Anyway, older now and unquestionably wiser, we decided to step outside while the parents enjoyed coffee after dinner.

“I’ve got some bottle rockets,” Dave said quietly.  And a metal pipe to shoot them from, he added.  So we were set.

Only, the target wasn’t straight up.  The neighbors across the street, to the east, had a rather large dog in the backyard. Dave wanted to see if we could arch the bottle rockets over the house, into the backyard.

Oh, a key point: These rockets soared then “BOOMED!” at the end of their short journey.

A marvelous invention.

So we prepared our first launch.  Dave, using his smarts, estimated distance, angle, wind speed.  The pipe in the ground now adjusted, he lit the fuse.

“FFffffffiiiiiitttttt!”

Off it went; trailed by sparks, it banked wide left of the house. 

“BOOM!!”

“Rrwooof!! Rrwoof!” The barking began … not barks of fear or cowardice, but slow barks directed at a nuisance.

We snickered.

Dave adjusted the pipe up and to the right a bit, then loaded another one.

“FFffffffiiiiiitttttt!”

Up it shot, a beautiful arch over the house, then behind it. 

“BOOM!!”

We could see the tight blast, white against the dark sky.

“RRRR-WOOOF!! RRRR-WOOOF!!”

No longer tentative, the dog was in a frenzy.  The barks weren’t just angry ... more a deep-throated scream of bloodlust.
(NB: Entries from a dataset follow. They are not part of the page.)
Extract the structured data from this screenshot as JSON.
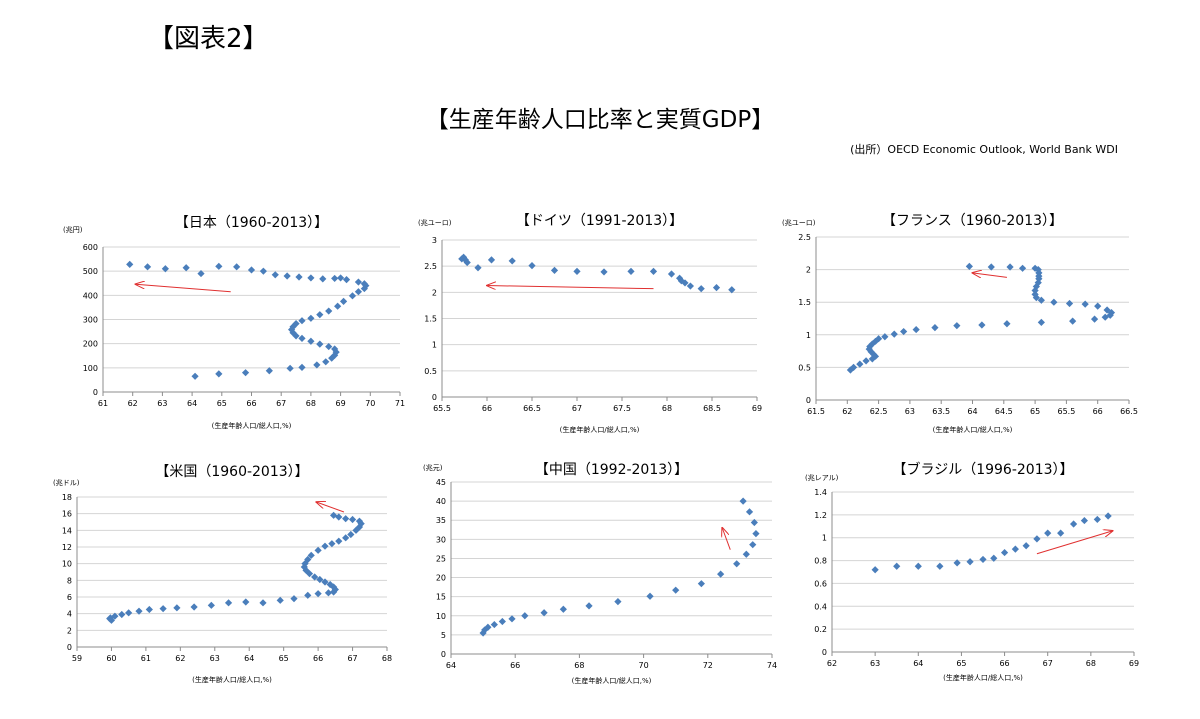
{
  "figure_label": "【図表2】",
  "main_title": "【生産年齢人口比率と実質GDP】",
  "source": "(出所）OECD Economic Outlook, World Bank WDI",
  "chart_data": [
    {
      "type": "scatter",
      "title": "【日本（1960-2013）】",
      "unit_label": "(兆円)",
      "xlabel": "(生産年齢人口/総人口,%)",
      "xlim": [
        61,
        71
      ],
      "xticks": [
        61,
        62,
        63,
        64,
        65,
        66,
        67,
        68,
        69,
        70,
        71
      ],
      "ylim": [
        0,
        600
      ],
      "yticks": [
        0,
        100,
        200,
        300,
        400,
        500,
        600
      ],
      "grid": true,
      "color": "#4a7ebb",
      "points": [
        [
          64.1,
          65
        ],
        [
          64.9,
          75
        ],
        [
          65.8,
          80
        ],
        [
          66.6,
          88
        ],
        [
          67.3,
          98
        ],
        [
          67.7,
          102
        ],
        [
          68.2,
          112
        ],
        [
          68.5,
          125
        ],
        [
          68.7,
          140
        ],
        [
          68.8,
          152
        ],
        [
          68.85,
          165
        ],
        [
          68.8,
          178
        ],
        [
          68.6,
          188
        ],
        [
          68.3,
          198
        ],
        [
          68.0,
          210
        ],
        [
          67.7,
          222
        ],
        [
          67.5,
          232
        ],
        [
          67.4,
          245
        ],
        [
          67.35,
          258
        ],
        [
          67.4,
          270
        ],
        [
          67.5,
          283
        ],
        [
          67.7,
          295
        ],
        [
          68.0,
          305
        ],
        [
          68.3,
          320
        ],
        [
          68.6,
          335
        ],
        [
          68.9,
          355
        ],
        [
          69.1,
          375
        ],
        [
          69.4,
          398
        ],
        [
          69.6,
          415
        ],
        [
          69.8,
          428
        ],
        [
          69.85,
          440
        ],
        [
          69.8,
          448
        ],
        [
          69.6,
          455
        ],
        [
          69.2,
          465
        ],
        [
          69.0,
          472
        ],
        [
          68.8,
          470
        ],
        [
          68.4,
          468
        ],
        [
          68.0,
          472
        ],
        [
          67.6,
          476
        ],
        [
          67.2,
          480
        ],
        [
          66.8,
          485
        ],
        [
          66.4,
          500
        ],
        [
          66.0,
          505
        ],
        [
          65.5,
          518
        ],
        [
          64.9,
          520
        ],
        [
          64.3,
          490
        ],
        [
          63.8,
          514
        ],
        [
          63.1,
          510
        ],
        [
          62.5,
          518
        ],
        [
          61.9,
          528
        ]
      ],
      "arrow": [
        [
          65.3,
          415
        ],
        [
          62.1,
          446
        ]
      ]
    },
    {
      "type": "scatter",
      "title": "【ドイツ（1991-2013）】",
      "unit_label": "(兆ユーロ)",
      "xlabel": "(生産年齢人口/総人口,%)",
      "xlim": [
        65.5,
        69
      ],
      "xticks": [
        65.5,
        66,
        66.5,
        67,
        67.5,
        68,
        68.5,
        69
      ],
      "ylim": [
        0,
        3
      ],
      "yticks": [
        0,
        0.5,
        1,
        1.5,
        2,
        2.5,
        3
      ],
      "grid": true,
      "color": "#4a7ebb",
      "points": [
        [
          68.72,
          2.05
        ],
        [
          68.55,
          2.09
        ],
        [
          68.38,
          2.07
        ],
        [
          68.26,
          2.12
        ],
        [
          68.2,
          2.18
        ],
        [
          68.16,
          2.22
        ],
        [
          68.14,
          2.27
        ],
        [
          68.05,
          2.35
        ],
        [
          67.85,
          2.4
        ],
        [
          67.6,
          2.4
        ],
        [
          67.3,
          2.39
        ],
        [
          67.0,
          2.4
        ],
        [
          66.75,
          2.42
        ],
        [
          66.5,
          2.51
        ],
        [
          66.28,
          2.6
        ],
        [
          66.05,
          2.62
        ],
        [
          65.9,
          2.47
        ],
        [
          65.78,
          2.57
        ],
        [
          65.76,
          2.62
        ],
        [
          65.74,
          2.67
        ],
        [
          65.72,
          2.64
        ]
      ],
      "arrow": [
        [
          67.85,
          2.07
        ],
        [
          66.0,
          2.13
        ]
      ]
    },
    {
      "type": "scatter",
      "title": "【フランス（1960-2013）】",
      "unit_label": "(兆ユーロ)",
      "xlabel": "(生産年齢人口/総人口,%)",
      "xlim": [
        61.5,
        66.5
      ],
      "xticks": [
        61.5,
        62,
        62.5,
        63,
        63.5,
        64,
        64.5,
        65,
        65.5,
        66,
        66.5
      ],
      "ylim": [
        0,
        2.5
      ],
      "yticks": [
        0,
        0.5,
        1,
        1.5,
        2,
        2.5
      ],
      "grid": true,
      "color": "#4a7ebb",
      "points": [
        [
          62.05,
          0.46
        ],
        [
          62.1,
          0.5
        ],
        [
          62.2,
          0.55
        ],
        [
          62.3,
          0.6
        ],
        [
          62.4,
          0.63
        ],
        [
          62.45,
          0.67
        ],
        [
          62.42,
          0.7
        ],
        [
          62.38,
          0.74
        ],
        [
          62.35,
          0.78
        ],
        [
          62.36,
          0.82
        ],
        [
          62.4,
          0.86
        ],
        [
          62.45,
          0.9
        ],
        [
          62.5,
          0.94
        ],
        [
          62.6,
          0.97
        ],
        [
          62.75,
          1.01
        ],
        [
          62.9,
          1.05
        ],
        [
          63.1,
          1.08
        ],
        [
          63.4,
          1.11
        ],
        [
          63.75,
          1.14
        ],
        [
          64.15,
          1.15
        ],
        [
          64.55,
          1.17
        ],
        [
          65.1,
          1.19
        ],
        [
          65.6,
          1.21
        ],
        [
          65.95,
          1.24
        ],
        [
          66.12,
          1.27
        ],
        [
          66.2,
          1.3
        ],
        [
          66.22,
          1.34
        ],
        [
          66.15,
          1.38
        ],
        [
          66.0,
          1.44
        ],
        [
          65.8,
          1.47
        ],
        [
          65.55,
          1.48
        ],
        [
          65.3,
          1.5
        ],
        [
          65.1,
          1.53
        ],
        [
          65.02,
          1.57
        ],
        [
          65.0,
          1.62
        ],
        [
          65.0,
          1.68
        ],
        [
          65.02,
          1.74
        ],
        [
          65.05,
          1.8
        ],
        [
          65.06,
          1.86
        ],
        [
          65.06,
          1.9
        ],
        [
          65.06,
          1.95
        ],
        [
          65.05,
          2.0
        ],
        [
          65.0,
          2.02
        ],
        [
          64.8,
          2.02
        ],
        [
          64.6,
          2.04
        ],
        [
          64.3,
          2.04
        ],
        [
          63.95,
          2.05
        ]
      ],
      "arrow": [
        [
          64.55,
          1.88
        ],
        [
          64.0,
          1.95
        ]
      ]
    },
    {
      "type": "scatter",
      "title": "【米国（1960-2013）】",
      "unit_label": "(兆ドル)",
      "xlabel": "(生産年齢人口/総人口,%)",
      "xlim": [
        59,
        68
      ],
      "xticks": [
        59,
        60,
        61,
        62,
        63,
        64,
        65,
        66,
        67,
        68
      ],
      "ylim": [
        0,
        18
      ],
      "yticks": [
        0,
        2,
        4,
        6,
        8,
        10,
        12,
        14,
        16,
        18
      ],
      "grid": true,
      "color": "#4a7ebb",
      "points": [
        [
          60.0,
          3.2
        ],
        [
          59.95,
          3.4
        ],
        [
          59.97,
          3.5
        ],
        [
          60.1,
          3.7
        ],
        [
          60.3,
          3.9
        ],
        [
          60.5,
          4.1
        ],
        [
          60.8,
          4.3
        ],
        [
          61.1,
          4.5
        ],
        [
          61.5,
          4.6
        ],
        [
          61.9,
          4.7
        ],
        [
          62.4,
          4.8
        ],
        [
          62.9,
          5.0
        ],
        [
          63.4,
          5.3
        ],
        [
          63.9,
          5.4
        ],
        [
          64.4,
          5.3
        ],
        [
          64.9,
          5.6
        ],
        [
          65.3,
          5.8
        ],
        [
          65.7,
          6.2
        ],
        [
          66.0,
          6.4
        ],
        [
          66.3,
          6.5
        ],
        [
          66.45,
          6.6
        ],
        [
          66.5,
          6.9
        ],
        [
          66.45,
          7.2
        ],
        [
          66.35,
          7.5
        ],
        [
          66.2,
          7.8
        ],
        [
          66.05,
          8.1
        ],
        [
          65.9,
          8.4
        ],
        [
          65.75,
          8.8
        ],
        [
          65.65,
          9.2
        ],
        [
          65.6,
          9.6
        ],
        [
          65.62,
          10.0
        ],
        [
          65.7,
          10.5
        ],
        [
          65.8,
          11.0
        ],
        [
          66.0,
          11.6
        ],
        [
          66.2,
          12.1
        ],
        [
          66.4,
          12.4
        ],
        [
          66.6,
          12.7
        ],
        [
          66.8,
          13.1
        ],
        [
          66.95,
          13.5
        ],
        [
          67.1,
          14.0
        ],
        [
          67.2,
          14.4
        ],
        [
          67.25,
          14.8
        ],
        [
          67.2,
          15.1
        ],
        [
          67.0,
          15.3
        ],
        [
          66.8,
          15.4
        ],
        [
          66.6,
          15.6
        ],
        [
          66.45,
          15.8
        ]
      ],
      "arrow": [
        [
          66.75,
          16.2
        ],
        [
          65.95,
          17.4
        ]
      ]
    },
    {
      "type": "scatter",
      "title": "【中国（1992-2013）】",
      "unit_label": "(兆元)",
      "xlabel": "(生産年齢人口/総人口,%)",
      "xlim": [
        64,
        74
      ],
      "xticks": [
        64,
        66,
        68,
        70,
        72,
        74
      ],
      "ylim": [
        0,
        45
      ],
      "yticks": [
        0,
        5,
        10,
        15,
        20,
        25,
        30,
        35,
        40,
        45
      ],
      "grid": true,
      "color": "#4a7ebb",
      "points": [
        [
          65.0,
          5.5
        ],
        [
          65.05,
          6.3
        ],
        [
          65.15,
          7.0
        ],
        [
          65.35,
          7.7
        ],
        [
          65.6,
          8.5
        ],
        [
          65.9,
          9.2
        ],
        [
          66.3,
          10.0
        ],
        [
          66.9,
          10.8
        ],
        [
          67.5,
          11.7
        ],
        [
          68.3,
          12.6
        ],
        [
          69.2,
          13.7
        ],
        [
          70.2,
          15.1
        ],
        [
          71.0,
          16.7
        ],
        [
          71.8,
          18.4
        ],
        [
          72.4,
          20.9
        ],
        [
          72.9,
          23.6
        ],
        [
          73.2,
          26.1
        ],
        [
          73.4,
          28.6
        ],
        [
          73.5,
          31.5
        ],
        [
          73.45,
          34.4
        ],
        [
          73.3,
          37.2
        ],
        [
          73.1,
          40.0
        ]
      ],
      "arrow": [
        [
          72.7,
          27.3
        ],
        [
          72.45,
          33.0
        ]
      ]
    },
    {
      "type": "scatter",
      "title": "【ブラジル（1996-2013）】",
      "unit_label": "(兆レアル)",
      "xlabel": "(生産年齢人口/総人口,%)",
      "xlim": [
        62,
        69
      ],
      "xticks": [
        62,
        63,
        64,
        65,
        66,
        67,
        68,
        69
      ],
      "ylim": [
        0,
        1.4
      ],
      "yticks": [
        0,
        0.2,
        0.4,
        0.6,
        0.8,
        1,
        1.2,
        1.4
      ],
      "grid": true,
      "color": "#4a7ebb",
      "points": [
        [
          63.0,
          0.72
        ],
        [
          63.5,
          0.75
        ],
        [
          64.0,
          0.75
        ],
        [
          64.5,
          0.75
        ],
        [
          64.9,
          0.78
        ],
        [
          65.2,
          0.79
        ],
        [
          65.5,
          0.81
        ],
        [
          65.75,
          0.82
        ],
        [
          66.0,
          0.87
        ],
        [
          66.25,
          0.9
        ],
        [
          66.5,
          0.93
        ],
        [
          66.75,
          0.99
        ],
        [
          67.0,
          1.04
        ],
        [
          67.3,
          1.04
        ],
        [
          67.6,
          1.12
        ],
        [
          67.85,
          1.15
        ],
        [
          68.15,
          1.16
        ],
        [
          68.4,
          1.19
        ]
      ],
      "arrow": [
        [
          66.75,
          0.86
        ],
        [
          68.5,
          1.06
        ]
      ]
    }
  ]
}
I imagined him on a rope that was overstretched, a rubber band ready to snap.

We laughed, now nervously.

So we readied a third and sent it soaring.  Perfectly targeted, it exploded as designed. 

The dog was apoplectic.  And dogs throughout the neighborhood were joining in … barks of sympathy or shared anger, I couldn’t tell. But many voices, and loud.

Suddenly, the neighbor’s front door crashed open.  The father charged out. We could see him because of his porch light; he could see us because of ours.

He looked straight at us, his face an angry red. Cursing loudly, he spun like a dervish, marched inside and slammed the door.

“Oh crap,” I thought.  Dave uttered something more vivid.

Within seconds, the telephone inside Dave’s house rang. 

We held our breaths, knew what was coming. The dogs’ chorus continued.

Dave’s front door jerked open; we looked at our shoes, like that would save us.

You can imagine what came next.  It did. Needless to say, we were disarmed.

In hindsight, I’m a bit ashamed of this act. So there’s no boasting here.  I love dogs, and I would be incensed if this was attempted on my two pups.

But youth is a time to test limits.

We did it, clearly because we could.